Aspects related to the reproductive modes, such as the color and size of the eggs and clutches, do not show a clear relationship to the thermal sensitivity of embryos. For example, wide ranges of embryonic thermal tolerances are found in species with white eggs deposited in foam nests on ponds (E. pustulosus), brown and black eggs deposited as a film on lentic water (D. microcephalus and H. crepitans, resp.), and black egg strings deposited in lotic or lentic water (R. marina). On the other hand, a high thermal sensitivity is registered in the white eggs of the direct development species (E. johnstonei and P. uranobates) and the terrestrial black eggs of D. truncatus. The eggs of the last three species were the most sensible to temperature and also the largest. This suggests a positive relationship between the anuran egg size and the embryonic thermal sensitivity, but it is a hypothesis to test.

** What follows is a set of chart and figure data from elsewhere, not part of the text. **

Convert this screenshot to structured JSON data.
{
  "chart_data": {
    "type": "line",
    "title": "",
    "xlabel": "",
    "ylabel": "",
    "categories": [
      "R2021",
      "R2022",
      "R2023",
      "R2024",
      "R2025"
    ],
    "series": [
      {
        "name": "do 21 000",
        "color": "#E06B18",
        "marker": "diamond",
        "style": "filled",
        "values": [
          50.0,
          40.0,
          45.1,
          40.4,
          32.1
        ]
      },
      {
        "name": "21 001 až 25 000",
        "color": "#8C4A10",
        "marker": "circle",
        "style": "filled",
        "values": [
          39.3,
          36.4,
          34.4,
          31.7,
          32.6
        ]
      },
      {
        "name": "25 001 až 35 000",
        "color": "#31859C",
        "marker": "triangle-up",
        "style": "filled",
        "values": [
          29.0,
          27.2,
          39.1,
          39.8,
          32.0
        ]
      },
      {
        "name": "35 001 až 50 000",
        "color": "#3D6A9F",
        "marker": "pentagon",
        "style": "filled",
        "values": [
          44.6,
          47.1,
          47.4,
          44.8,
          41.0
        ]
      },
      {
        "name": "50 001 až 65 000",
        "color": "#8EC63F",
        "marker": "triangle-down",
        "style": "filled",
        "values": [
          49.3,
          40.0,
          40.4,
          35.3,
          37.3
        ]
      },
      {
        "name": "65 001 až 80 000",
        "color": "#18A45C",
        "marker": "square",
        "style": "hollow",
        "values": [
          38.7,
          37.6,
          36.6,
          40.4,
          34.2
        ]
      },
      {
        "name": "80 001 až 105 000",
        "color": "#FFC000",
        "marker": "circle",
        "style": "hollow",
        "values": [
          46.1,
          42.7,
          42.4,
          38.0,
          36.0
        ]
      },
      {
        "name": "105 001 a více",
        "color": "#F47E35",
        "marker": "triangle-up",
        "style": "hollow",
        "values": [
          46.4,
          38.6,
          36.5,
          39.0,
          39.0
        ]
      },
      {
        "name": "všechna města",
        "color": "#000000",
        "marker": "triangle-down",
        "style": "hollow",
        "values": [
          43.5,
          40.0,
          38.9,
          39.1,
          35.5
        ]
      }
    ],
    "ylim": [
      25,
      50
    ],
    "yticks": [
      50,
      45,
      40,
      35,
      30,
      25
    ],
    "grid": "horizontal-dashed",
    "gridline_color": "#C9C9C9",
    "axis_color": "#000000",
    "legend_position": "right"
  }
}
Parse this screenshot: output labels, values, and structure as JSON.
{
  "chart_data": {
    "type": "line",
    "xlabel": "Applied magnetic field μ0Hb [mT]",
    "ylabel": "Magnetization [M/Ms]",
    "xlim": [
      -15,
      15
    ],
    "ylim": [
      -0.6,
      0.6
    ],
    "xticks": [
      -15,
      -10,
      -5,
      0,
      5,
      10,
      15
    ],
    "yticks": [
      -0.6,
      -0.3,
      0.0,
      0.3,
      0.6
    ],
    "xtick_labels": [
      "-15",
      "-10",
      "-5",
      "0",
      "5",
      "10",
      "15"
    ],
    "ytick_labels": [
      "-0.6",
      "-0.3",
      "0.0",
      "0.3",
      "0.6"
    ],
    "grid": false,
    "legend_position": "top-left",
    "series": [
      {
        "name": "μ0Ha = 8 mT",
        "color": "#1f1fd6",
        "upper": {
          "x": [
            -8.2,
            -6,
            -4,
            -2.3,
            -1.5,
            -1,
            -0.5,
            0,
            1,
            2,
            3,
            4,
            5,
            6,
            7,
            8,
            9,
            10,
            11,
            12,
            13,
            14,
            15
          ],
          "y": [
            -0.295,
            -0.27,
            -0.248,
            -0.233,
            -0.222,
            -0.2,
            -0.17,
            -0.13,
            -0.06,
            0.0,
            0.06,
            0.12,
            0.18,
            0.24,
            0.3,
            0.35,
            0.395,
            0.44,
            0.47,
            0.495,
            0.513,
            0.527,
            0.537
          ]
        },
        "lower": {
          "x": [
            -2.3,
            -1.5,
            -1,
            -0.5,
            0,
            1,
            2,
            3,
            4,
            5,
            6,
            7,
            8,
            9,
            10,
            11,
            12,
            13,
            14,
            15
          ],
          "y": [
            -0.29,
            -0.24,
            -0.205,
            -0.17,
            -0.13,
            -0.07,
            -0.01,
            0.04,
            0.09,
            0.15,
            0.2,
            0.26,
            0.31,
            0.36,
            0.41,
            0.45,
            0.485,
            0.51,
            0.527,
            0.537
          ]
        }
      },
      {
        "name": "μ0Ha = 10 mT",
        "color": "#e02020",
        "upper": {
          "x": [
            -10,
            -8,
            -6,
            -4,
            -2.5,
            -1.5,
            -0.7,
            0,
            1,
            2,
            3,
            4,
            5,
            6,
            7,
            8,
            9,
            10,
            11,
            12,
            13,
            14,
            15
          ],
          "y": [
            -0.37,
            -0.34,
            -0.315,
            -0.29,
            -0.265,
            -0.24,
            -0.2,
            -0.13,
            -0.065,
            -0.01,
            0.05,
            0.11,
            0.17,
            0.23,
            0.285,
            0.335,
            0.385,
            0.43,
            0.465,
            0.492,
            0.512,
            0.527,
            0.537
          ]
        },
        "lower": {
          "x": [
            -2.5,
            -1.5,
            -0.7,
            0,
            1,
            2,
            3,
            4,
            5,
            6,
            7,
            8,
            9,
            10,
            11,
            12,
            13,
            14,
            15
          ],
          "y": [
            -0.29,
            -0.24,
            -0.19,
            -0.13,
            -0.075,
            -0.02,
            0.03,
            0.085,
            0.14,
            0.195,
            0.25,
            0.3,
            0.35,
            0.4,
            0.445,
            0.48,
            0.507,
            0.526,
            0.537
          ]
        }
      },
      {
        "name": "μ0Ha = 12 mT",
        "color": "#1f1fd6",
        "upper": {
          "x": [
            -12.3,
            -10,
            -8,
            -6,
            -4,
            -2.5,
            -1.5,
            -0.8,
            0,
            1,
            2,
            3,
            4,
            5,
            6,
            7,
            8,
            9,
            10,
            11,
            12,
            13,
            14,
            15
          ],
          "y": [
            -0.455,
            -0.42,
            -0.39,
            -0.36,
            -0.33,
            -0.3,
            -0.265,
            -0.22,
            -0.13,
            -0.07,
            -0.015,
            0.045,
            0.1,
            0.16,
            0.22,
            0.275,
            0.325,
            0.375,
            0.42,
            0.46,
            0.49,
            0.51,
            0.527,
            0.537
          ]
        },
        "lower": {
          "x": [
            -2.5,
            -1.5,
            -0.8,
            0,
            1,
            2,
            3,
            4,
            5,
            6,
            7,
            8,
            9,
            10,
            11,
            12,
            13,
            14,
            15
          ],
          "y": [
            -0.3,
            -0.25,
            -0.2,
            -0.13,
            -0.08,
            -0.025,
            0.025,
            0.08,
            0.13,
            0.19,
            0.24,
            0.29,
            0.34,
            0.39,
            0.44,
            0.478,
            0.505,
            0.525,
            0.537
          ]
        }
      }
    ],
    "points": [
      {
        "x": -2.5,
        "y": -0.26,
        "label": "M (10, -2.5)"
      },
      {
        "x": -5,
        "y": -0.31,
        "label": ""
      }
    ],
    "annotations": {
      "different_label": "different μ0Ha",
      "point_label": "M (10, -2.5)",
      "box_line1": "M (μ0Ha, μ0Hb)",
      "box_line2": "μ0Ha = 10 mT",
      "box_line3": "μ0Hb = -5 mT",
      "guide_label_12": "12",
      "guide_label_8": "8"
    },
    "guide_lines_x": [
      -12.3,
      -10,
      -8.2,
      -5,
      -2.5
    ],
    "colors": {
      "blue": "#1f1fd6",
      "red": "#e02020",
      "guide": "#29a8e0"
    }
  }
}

This study found a strong correlation between the thermal tolerances of anuran embryos and the temperatures of their microhabitat. Thus, it can represent the thermal adjustment of the species to their microhabitat and altitude and does not reject the hypothesis that temperature can be a limiting factor of the altitudinal distribution in anurans. Also, aquatic embryos had a wider thermal tolerance than do terrestrial embryos, and embryos of the direct development species were the most sensible to temperature.
This work was supported by Fondo de Investigaciones de la Universidad del Tolima (project no. 310105) and a COLCIENCIAS Grant to Manuel Hernando Bernal. Environmental research permit was obtained from Corporación Autónoma Regional del Tolima (CORTOLIMA), resolution 983, September 7, 2006. Animal care followed the ethical guidelines of Universidad del Tolima.